Soprintendenze regionali declassate Sparito il direttore generale
A Pompei cadono i muri e in Friuli Venezia Giulia cade una testa, quella del direttore generale dei Beni culturali. La seconda bozza di riforma del Mibact, il Ministero dei beni culturali che adesso aggrega in sé, con quella “t” aggiunta per decreto nel 2013, anche il turismo, declassa la sede di Trieste in esatta coincidenza con il pensionamento di Giangiacomo Martines, il cui ruolo è segnalato come “in assegnazione”.
Ma se la bozza di riforma rimane com’è, al posto di Martines non arriverà più un direttore regionale con le piene funzioni di delega ministeriale, con potere di porre vincoli sui beni da tutelare, con potestà di agire sul personale delle Soprintendenze, degli archivi, dei musei e delle biblioteche statali. Arriverà un funzionario di “seconda fascia”, un pari livello dei tre soprintendenti, «con poteri esclusivamente di coordinamento». Tutte le funzioni attive in tema di tutela tornano nelle mani delle Direzioni del Ministero, a Roma.
Dunque mentre la classe politica locale da tempo preme in verso contrario, per ottenere una “regionalizzazione” delle Soprintendenze, in specie per i temi architettonici e del paesaggio (ma la tentazione era venuta anche per Parco e Castello di Miramare al tempo della grande crisi di manutenzione), e mentre sale al governo il giovane Renzi che vuole tutto sburocratizzare e di cui la governatrice del Fvg Debora Serracchiani è uno dei bracci destri, ecco che le cose si mettono ad andare in senso esattamente contrario. Né valgono un chicco di riso la decantata “specialità” regionale o i presunti piccoli “federalismi”. Per avere vincolato un bene bisognerà spedire una raccomandata al Ministero, una prassi che fa tornare indietro di decenni rispetto alle successive riforme.

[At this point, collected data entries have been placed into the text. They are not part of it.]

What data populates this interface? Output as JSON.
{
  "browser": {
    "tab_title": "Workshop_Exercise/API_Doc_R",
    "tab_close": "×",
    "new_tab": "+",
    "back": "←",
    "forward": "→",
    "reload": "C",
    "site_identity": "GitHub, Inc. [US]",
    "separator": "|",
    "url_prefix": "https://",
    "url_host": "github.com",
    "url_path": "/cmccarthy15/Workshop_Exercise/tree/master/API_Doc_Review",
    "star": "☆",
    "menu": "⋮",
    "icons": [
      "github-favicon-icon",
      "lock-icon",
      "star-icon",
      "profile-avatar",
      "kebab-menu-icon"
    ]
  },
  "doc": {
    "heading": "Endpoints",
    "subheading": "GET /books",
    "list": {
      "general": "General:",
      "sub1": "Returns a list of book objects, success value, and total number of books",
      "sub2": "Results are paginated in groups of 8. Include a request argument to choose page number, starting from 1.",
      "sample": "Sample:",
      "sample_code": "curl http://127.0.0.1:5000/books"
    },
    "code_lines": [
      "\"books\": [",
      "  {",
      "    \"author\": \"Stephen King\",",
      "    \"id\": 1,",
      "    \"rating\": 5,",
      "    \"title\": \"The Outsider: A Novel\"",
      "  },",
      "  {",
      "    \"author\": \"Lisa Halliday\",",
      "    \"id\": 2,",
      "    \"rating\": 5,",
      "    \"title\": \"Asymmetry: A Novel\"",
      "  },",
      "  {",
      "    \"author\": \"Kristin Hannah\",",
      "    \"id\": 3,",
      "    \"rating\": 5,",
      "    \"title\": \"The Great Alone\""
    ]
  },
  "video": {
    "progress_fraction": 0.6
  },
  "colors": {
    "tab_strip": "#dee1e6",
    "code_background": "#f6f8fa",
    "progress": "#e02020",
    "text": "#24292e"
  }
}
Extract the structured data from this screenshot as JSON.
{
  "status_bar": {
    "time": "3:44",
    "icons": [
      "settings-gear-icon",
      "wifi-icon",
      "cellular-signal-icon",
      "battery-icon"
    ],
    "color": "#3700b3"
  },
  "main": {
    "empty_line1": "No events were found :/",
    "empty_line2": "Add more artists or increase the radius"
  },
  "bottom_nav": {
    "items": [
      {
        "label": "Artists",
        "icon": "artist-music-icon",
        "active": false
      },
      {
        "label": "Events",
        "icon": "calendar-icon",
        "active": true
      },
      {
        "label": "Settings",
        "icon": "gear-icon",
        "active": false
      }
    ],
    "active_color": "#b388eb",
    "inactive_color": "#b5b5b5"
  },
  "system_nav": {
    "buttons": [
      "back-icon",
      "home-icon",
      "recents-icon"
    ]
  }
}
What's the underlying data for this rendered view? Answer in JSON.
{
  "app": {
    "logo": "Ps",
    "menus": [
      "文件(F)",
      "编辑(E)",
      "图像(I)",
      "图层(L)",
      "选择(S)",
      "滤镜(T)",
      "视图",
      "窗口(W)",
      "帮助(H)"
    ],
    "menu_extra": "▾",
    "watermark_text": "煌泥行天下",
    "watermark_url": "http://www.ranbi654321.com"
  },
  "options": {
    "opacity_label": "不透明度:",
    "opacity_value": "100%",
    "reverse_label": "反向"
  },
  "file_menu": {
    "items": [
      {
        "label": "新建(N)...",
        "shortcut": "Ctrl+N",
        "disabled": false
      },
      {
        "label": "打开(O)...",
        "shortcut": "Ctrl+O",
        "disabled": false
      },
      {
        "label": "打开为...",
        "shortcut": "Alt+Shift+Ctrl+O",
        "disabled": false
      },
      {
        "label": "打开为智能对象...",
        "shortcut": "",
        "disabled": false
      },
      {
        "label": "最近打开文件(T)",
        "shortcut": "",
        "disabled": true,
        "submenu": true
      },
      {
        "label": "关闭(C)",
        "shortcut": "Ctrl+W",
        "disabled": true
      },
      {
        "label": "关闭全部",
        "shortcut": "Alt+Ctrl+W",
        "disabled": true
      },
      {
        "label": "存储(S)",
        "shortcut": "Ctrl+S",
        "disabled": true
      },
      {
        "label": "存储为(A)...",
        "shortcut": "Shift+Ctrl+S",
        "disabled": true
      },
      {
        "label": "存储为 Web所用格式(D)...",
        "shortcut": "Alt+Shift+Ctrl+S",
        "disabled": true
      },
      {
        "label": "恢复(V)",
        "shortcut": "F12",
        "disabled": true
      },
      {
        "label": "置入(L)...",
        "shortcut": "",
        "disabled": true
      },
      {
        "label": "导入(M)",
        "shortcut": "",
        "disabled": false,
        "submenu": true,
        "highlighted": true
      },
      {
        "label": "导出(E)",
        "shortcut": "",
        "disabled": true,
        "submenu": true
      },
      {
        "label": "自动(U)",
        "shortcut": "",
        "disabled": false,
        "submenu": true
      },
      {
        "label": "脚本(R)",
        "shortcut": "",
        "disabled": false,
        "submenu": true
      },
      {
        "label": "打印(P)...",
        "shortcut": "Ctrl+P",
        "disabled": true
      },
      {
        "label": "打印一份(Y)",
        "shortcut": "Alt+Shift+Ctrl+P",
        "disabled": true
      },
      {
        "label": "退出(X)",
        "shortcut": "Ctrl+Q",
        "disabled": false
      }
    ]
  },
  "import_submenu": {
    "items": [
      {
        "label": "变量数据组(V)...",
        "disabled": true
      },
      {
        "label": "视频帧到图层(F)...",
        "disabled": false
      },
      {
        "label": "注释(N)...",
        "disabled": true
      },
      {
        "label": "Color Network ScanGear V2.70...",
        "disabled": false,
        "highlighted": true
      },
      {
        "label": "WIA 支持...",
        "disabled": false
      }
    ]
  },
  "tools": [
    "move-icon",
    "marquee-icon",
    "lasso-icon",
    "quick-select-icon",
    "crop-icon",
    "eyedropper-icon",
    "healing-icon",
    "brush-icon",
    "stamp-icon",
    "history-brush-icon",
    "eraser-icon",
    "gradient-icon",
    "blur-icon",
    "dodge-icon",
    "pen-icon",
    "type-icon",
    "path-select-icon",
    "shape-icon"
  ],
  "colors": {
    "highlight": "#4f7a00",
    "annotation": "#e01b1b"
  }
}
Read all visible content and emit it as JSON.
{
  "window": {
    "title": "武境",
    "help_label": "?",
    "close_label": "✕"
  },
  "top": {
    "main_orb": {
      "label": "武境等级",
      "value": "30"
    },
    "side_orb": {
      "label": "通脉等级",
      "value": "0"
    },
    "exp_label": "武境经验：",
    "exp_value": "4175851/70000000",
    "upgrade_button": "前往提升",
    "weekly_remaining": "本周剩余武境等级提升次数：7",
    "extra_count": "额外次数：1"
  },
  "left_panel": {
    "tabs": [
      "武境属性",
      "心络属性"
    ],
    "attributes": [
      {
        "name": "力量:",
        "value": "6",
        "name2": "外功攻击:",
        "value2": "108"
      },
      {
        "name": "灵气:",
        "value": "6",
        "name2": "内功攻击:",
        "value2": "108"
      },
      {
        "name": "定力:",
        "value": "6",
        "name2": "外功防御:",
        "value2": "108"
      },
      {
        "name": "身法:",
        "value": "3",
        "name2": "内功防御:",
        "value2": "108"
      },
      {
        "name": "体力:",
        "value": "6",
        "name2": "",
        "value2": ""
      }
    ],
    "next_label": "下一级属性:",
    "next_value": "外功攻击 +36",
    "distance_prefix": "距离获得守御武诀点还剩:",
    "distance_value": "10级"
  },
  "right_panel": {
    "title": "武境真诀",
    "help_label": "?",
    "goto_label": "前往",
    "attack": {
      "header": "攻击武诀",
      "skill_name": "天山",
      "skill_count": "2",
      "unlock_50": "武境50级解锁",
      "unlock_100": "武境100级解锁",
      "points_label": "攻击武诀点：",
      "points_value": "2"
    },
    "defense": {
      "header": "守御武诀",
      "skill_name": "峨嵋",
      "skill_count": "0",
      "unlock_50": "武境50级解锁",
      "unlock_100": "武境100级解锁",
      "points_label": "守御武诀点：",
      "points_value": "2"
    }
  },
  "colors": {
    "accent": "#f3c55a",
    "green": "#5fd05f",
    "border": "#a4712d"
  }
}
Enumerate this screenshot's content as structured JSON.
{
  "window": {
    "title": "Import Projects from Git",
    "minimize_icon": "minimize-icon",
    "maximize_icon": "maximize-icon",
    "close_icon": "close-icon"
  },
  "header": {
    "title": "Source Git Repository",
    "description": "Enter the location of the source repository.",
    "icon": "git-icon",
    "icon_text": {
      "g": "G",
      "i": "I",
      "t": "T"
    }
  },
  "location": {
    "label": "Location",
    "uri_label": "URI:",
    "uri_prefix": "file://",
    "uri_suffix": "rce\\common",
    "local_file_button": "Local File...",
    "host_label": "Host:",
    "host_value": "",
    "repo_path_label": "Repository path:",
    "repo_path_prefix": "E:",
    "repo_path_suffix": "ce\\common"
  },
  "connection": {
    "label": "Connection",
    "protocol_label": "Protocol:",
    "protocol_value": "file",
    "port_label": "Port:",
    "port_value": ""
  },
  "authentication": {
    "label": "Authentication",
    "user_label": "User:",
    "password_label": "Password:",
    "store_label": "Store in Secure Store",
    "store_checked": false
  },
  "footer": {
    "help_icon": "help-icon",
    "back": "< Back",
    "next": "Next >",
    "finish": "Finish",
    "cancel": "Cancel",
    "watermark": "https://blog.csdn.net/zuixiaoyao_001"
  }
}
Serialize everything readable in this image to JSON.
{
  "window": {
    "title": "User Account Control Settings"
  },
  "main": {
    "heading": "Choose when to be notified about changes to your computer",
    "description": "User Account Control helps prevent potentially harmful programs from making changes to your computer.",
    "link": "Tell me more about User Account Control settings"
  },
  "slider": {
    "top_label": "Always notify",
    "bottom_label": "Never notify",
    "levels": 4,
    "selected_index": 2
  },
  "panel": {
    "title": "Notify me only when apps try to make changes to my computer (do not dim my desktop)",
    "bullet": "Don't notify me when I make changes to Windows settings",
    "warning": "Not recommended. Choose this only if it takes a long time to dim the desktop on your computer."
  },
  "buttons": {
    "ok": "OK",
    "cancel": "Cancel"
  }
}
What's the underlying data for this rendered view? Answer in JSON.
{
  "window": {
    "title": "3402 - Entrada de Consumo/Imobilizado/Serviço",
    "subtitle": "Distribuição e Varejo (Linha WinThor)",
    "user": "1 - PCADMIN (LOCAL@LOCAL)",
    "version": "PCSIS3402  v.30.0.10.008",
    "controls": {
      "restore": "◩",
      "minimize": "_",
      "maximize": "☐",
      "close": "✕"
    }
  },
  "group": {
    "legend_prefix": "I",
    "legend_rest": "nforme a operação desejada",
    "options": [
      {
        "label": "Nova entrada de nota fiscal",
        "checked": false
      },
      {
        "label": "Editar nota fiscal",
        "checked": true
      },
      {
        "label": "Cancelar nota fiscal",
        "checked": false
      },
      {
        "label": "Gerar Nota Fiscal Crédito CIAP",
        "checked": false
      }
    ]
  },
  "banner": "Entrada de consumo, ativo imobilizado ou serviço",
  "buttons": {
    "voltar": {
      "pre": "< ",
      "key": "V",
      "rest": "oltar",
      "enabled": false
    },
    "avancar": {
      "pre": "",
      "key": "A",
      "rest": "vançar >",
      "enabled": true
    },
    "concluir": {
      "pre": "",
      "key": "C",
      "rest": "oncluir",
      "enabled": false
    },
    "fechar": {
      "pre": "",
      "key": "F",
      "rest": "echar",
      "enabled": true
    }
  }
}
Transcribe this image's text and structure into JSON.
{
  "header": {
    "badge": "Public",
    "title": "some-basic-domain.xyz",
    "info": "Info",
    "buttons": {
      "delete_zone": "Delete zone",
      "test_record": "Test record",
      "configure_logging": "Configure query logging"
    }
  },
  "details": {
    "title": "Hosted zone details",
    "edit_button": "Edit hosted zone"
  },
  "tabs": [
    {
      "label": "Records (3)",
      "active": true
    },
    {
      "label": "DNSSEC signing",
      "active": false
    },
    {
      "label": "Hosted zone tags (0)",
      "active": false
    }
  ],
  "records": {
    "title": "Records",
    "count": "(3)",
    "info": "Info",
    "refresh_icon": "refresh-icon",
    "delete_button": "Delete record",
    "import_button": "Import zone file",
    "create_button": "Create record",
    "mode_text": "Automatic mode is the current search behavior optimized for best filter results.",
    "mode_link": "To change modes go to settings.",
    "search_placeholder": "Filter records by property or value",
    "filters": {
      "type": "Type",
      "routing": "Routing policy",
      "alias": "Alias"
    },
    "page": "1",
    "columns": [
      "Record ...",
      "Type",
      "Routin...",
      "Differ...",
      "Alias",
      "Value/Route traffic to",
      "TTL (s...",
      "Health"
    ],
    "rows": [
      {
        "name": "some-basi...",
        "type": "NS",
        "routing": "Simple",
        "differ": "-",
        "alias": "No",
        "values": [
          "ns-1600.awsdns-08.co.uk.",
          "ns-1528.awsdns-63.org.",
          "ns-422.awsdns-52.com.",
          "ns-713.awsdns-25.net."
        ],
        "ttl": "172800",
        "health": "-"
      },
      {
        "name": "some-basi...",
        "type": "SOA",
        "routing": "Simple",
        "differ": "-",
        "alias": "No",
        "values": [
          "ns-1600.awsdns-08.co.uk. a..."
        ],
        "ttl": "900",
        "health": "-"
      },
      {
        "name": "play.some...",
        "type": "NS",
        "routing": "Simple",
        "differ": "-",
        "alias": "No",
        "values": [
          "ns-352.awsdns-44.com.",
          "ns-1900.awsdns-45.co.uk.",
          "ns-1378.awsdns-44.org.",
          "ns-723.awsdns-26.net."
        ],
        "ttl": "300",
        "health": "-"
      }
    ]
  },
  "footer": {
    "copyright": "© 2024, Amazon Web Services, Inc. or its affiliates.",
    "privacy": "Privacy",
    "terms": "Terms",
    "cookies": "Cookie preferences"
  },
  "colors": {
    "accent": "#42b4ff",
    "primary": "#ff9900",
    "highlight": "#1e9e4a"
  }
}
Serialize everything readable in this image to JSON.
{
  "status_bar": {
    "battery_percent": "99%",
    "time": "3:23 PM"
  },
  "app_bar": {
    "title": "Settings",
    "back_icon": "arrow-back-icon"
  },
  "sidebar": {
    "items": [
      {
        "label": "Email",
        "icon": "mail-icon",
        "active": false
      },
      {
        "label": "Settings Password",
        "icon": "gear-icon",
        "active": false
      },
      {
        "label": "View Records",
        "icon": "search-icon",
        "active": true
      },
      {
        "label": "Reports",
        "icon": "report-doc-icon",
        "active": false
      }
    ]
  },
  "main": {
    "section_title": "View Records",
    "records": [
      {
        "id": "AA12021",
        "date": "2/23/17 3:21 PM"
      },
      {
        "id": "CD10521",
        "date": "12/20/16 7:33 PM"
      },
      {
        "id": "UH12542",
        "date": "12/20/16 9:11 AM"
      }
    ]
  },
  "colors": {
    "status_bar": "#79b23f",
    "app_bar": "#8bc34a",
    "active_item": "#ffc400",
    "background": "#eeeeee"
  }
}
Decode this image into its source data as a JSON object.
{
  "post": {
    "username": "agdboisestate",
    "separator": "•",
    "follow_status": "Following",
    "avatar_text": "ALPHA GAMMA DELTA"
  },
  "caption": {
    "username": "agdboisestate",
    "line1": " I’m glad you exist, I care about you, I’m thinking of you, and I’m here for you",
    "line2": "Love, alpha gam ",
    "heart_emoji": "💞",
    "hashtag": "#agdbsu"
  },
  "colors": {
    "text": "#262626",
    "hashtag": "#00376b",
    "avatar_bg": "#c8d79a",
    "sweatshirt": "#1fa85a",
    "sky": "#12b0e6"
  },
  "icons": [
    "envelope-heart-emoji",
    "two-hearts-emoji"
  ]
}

La bozza di regolamento che accorpa direzioni generali e incide fortemente sugli organici del Ministero prevedendo consistenti risparmi, salvo emendamenti dell’ultimo minuto, avrebbe portato da 17 a 12 le direzioni regionali. Il testo preparato dal ministro della Cultura Massimo Bray e ora sul tavolo del nuovo ministro Dario Franceschini, agli articoli 7 e 8 spiega che cosa potrebbe accadere: «Le direzioni regionali della Basilicata, del Friuli Venezia Giulia, delle Marche, del Molise e dell’Umbria sono uffici dirigenziali di livello non generale». Questi direttori «esercitano esclusivamente i poteri di coordinamento. I poteri di direzione, di indirizzo, di controllo (...) sono esercitati dal direttore centrale competente per materia».
Ma sembra che è il testo sia stato emendato e che lo stesso destino sia stato allargato anche ad altre regioni. In tutti i casi il Fvg era già di secondo livello, meno pagato, quindi poco appetibile per questi funzionari, in ragione di «numero di Comuni, superficie territoriale, popolazione residente, numero di uffici periferici presenti nella regione, entità numeriche dei beni e delle aree tutelate e dei relativi provvedimenti di tutela». In sintesi, una regione piccola. Un terremoto politico aveva suscitato la prima bozza di riforma, che conteneva l’idea di aggregare le Direzioni Mibact delle regioni piccole ad altre contermini più grandi, quindi il Fvg sarebbe finito “sotto il Veneto”. «A nessuno piace perdere l’alta posizione mentre altri la conservano e soprattutto la propria autonomia» protestarono i governatori. Come risultato è sparita l’aggregazione ma è arrivato il declassamento totale.
Con questa operazione il Ministero ha prodotto una riduzione del 20% di personale negli uffici e del 10% della relativa spesa. Il totale dei dipendenti del Ministero diventa di 19.050.
I dirigenti di prima fascia passano da 29 a 23, quelli di seconda da 194 a 167, il personale non dirigenziale dei Beni culturali scende in totale di 2.285 unità e comporta una riduzione di spesa per 67,6 milioni di euro.
E le regioni declassate? Col progetto di declassare anche solo alcune direzioni regionali in Italia, il Ministero aveva calcolato di poter raggiungere un risparmio di 2,8 milioni.